Par la suite nous y ajouterons une quatrième modalité, catégorie à laquelle la tradition aristotélicienne ne pouvait guère penser vu qu’elle méconnaissait totalement l’idée biblique du Dieu créateur, Dieu providentiel qui soutient toutes choses, Dieu des miracles qui intervient dans le fonctionnement de la création et qui dirige tous les événements de l’histoire et, finalement, Dieu qui régénère ses élus et recrée toutes choses. Il s’agit ici alors de
— 4/ la cause unilatérale totale.
1/ Les causes concourantes partielles
Nous avons ici affaire à des causes aisément observables dans la vie de tous les jours. L’exemple le plus simple est celui de deux chevaux qui tirent une charrette. Leurs efforts sont concourants, c’est-à-dire que l’effort de chaque cheval concourt au but recherché, faire avancer la charrette.

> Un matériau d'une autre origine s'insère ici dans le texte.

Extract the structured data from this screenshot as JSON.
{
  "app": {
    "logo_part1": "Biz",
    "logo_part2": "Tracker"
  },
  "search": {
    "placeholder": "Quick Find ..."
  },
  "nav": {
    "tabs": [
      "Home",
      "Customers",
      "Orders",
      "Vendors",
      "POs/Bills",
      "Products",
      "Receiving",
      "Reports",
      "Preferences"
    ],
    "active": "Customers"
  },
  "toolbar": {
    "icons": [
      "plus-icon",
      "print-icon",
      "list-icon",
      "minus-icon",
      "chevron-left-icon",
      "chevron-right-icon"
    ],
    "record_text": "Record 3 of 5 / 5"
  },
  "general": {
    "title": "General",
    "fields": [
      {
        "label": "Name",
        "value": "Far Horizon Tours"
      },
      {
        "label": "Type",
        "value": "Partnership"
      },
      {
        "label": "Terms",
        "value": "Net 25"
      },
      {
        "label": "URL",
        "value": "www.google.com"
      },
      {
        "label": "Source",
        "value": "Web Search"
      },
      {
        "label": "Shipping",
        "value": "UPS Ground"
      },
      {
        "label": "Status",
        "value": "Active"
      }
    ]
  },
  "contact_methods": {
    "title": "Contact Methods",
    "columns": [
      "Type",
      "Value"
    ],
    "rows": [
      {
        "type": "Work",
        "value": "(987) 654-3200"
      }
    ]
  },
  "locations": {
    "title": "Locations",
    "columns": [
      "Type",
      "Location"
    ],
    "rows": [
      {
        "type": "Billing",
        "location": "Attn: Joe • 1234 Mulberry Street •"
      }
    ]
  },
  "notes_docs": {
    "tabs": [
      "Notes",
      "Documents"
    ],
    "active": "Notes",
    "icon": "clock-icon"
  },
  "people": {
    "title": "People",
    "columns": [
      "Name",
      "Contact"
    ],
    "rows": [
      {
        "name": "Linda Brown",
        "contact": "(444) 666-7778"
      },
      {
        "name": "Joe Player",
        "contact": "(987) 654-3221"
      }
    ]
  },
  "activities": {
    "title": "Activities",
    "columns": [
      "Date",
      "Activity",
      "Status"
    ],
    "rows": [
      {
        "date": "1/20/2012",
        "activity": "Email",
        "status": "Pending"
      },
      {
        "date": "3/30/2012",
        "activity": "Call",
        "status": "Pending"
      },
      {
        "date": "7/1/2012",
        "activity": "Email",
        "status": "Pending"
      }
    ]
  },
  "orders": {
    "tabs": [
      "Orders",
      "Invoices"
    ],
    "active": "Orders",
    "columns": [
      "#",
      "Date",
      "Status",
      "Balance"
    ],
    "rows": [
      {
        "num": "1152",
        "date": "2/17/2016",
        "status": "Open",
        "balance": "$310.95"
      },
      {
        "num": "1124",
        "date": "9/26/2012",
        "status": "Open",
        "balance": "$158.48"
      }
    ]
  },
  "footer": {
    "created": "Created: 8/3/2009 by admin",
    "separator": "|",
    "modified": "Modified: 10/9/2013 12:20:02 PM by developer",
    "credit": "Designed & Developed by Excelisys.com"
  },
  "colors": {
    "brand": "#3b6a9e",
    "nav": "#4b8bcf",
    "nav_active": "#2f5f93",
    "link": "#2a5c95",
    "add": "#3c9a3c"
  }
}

Leur effort est partiel, car chaque cheval fait une partie du travail. Chacun des chevaux peut être remplacé par un autre animal de trait, un autre cheval, une mule, un bœuf, etc., ou par une autre force motrice, un tracteur, deux tracteurs, des hommes, etc. sans que cela n’affecte le résultat. Les causes sont interchangeables à volonté. C’est ce système de causes que l’on voit partout dans le domaine de la mécanique, de la chimie, de la physique. La science moderne s’est cantonnée dans le domaine des causes concourantes partielles, domaine qui est essentiellement celui du monde inanimé.
On peut imaginer les causes concourantes partielles comme se situant sur un seul plan selon le schéma qui suit.

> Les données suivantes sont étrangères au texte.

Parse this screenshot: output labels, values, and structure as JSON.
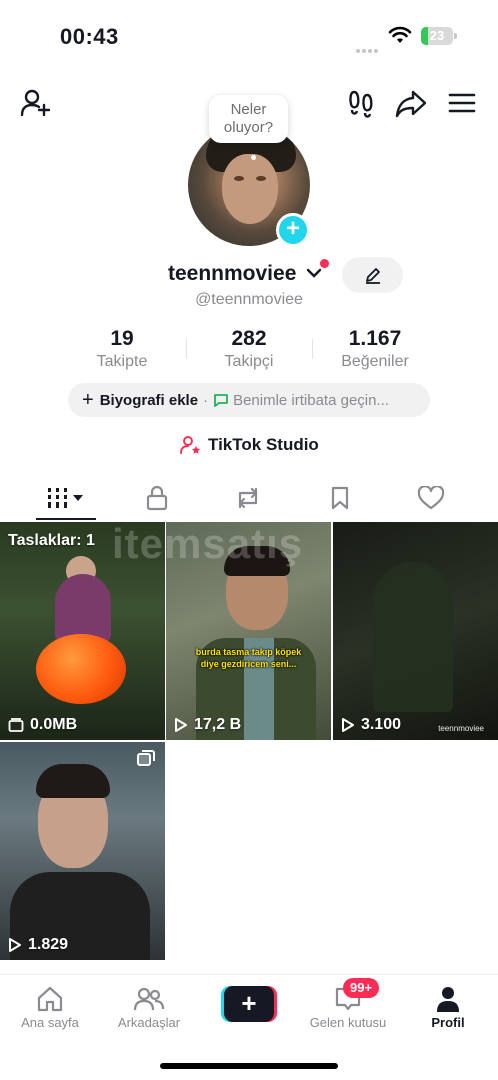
{
  "status_bar": {
    "time": "00:43",
    "battery": "23",
    "battery_level": 0.23
  },
  "header": {
    "bubble_text": "Neler\noluyor?"
  },
  "profile": {
    "username": "teennmoviee",
    "handle": "@teennmoviee",
    "stats": [
      {
        "value": "19",
        "label": "Takipte"
      },
      {
        "value": "282",
        "label": "Takipçi"
      },
      {
        "value": "1.167",
        "label": "Beğeniler"
      }
    ],
    "bio_label": "Biyografi ekle",
    "bio_separator": "·",
    "contact_label": "Benimle irtibata geçin...",
    "studio_label": "TikTok Studio"
  },
  "videos": [
    {
      "overlay": "Taslaklar: 1",
      "meta": "0.0MB",
      "meta_icon": "drafts-icon"
    },
    {
      "subtitle": "burda tasma takıp köpek\ndiye gezdiricem seni...",
      "meta": "17,2 B",
      "meta_icon": "play-icon"
    },
    {
      "meta": "3.100",
      "watermark": "teennmoviee",
      "meta_icon": "play-icon"
    },
    {
      "meta": "1.829",
      "meta_icon": "play-icon"
    }
  ],
  "grid_watermark": "itemsatış",
  "nav": {
    "home": "Ana sayfa",
    "friends": "Arkadaşlar",
    "inbox": "Gelen kutusu",
    "inbox_badge": "99+",
    "profile": "Profil"
  },
  "colors": {
    "accent_red": "#fe2c55",
    "accent_cyan": "#20d5ec",
    "text": "#161823",
    "muted": "#8a8b91"
  }
}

(1ʳᵉ cause A)↔(objet à mouvoir O)↔(2ᵉ cause B)
Si l’on augmente la force A qui exerce une pression sur l’objet O, la force B va être repoussée vers la droite. Si l’on augmente la force B qui exerce une pression sur l’objet O, la force A va être repoussée vers la gauche. Plus l’on augmente la pression de A sur O plus O ira vers la droite et réciproquement. Si l’on met une pression très forte de A sur O, B va quasiment cesser d’exister comme force, il disparaîtra du tableau sur la droite. Ceci n’a guère d’importance s’il ne s’agit que de forces mécaniques. Un cheval, par exemple, tirera mieux un traîneau que quatre chiens. Et un tracteur mieux que deux chevaux. Mais, comme nous le verrons plus loin, il n’en va pas du tout de même dans d’autres domaines.
Mais ces causes concourantes partielles sont évidemment incluses dans l’ensemble des quatre causes. La description causale mécanique d’un fait, tout en étant correcte, ne peut se limiter exclusivement aux causes matérielles et efficientes, à moins de refuser une compréhension plus complète du fait en question, car la compréhension du phénomène étudié dépend de l’entrée en jeu des deux autres causes, la cause formelle et la cause finale. Sur un plan plus large, ce que nous disons ici peut sans autre s’étendre à l’univers tout entier et même à Dieu qui en est la cause finale, c’est-à-dire la source, le sens et le but ultime. Répétons-le, l’analyse de la réalité par les causes concourantes partielles seules s’applique tout à fait légitimement (mais non exhaustivement) au domaine des causes matérielles. Car ces causes doivent être considérées essentiellement sous l’angle mécanique, physique et chimique. C’est le domaine par excellence (et quasi exclusif) de la science moderne. Son tort a été, comme nous l’avons vu, d’exclure de sa description de la réalité, l’ensemble des quatre causes. Nous avons affaire ici au premier volet de la création divine, celle des cieux et de la terre, telle que nous le relate le premier chapitre de la Genèse. Il s’agit de la création du domaine matériel, domaine des lois de la physique et de la chimie qui ne comprend pas encore les sphères différentes de la vie végétale, animale et humaine. Nous allons voir que la juste compréhension de ces derniers domaines répond à des formes de causalité très différentes.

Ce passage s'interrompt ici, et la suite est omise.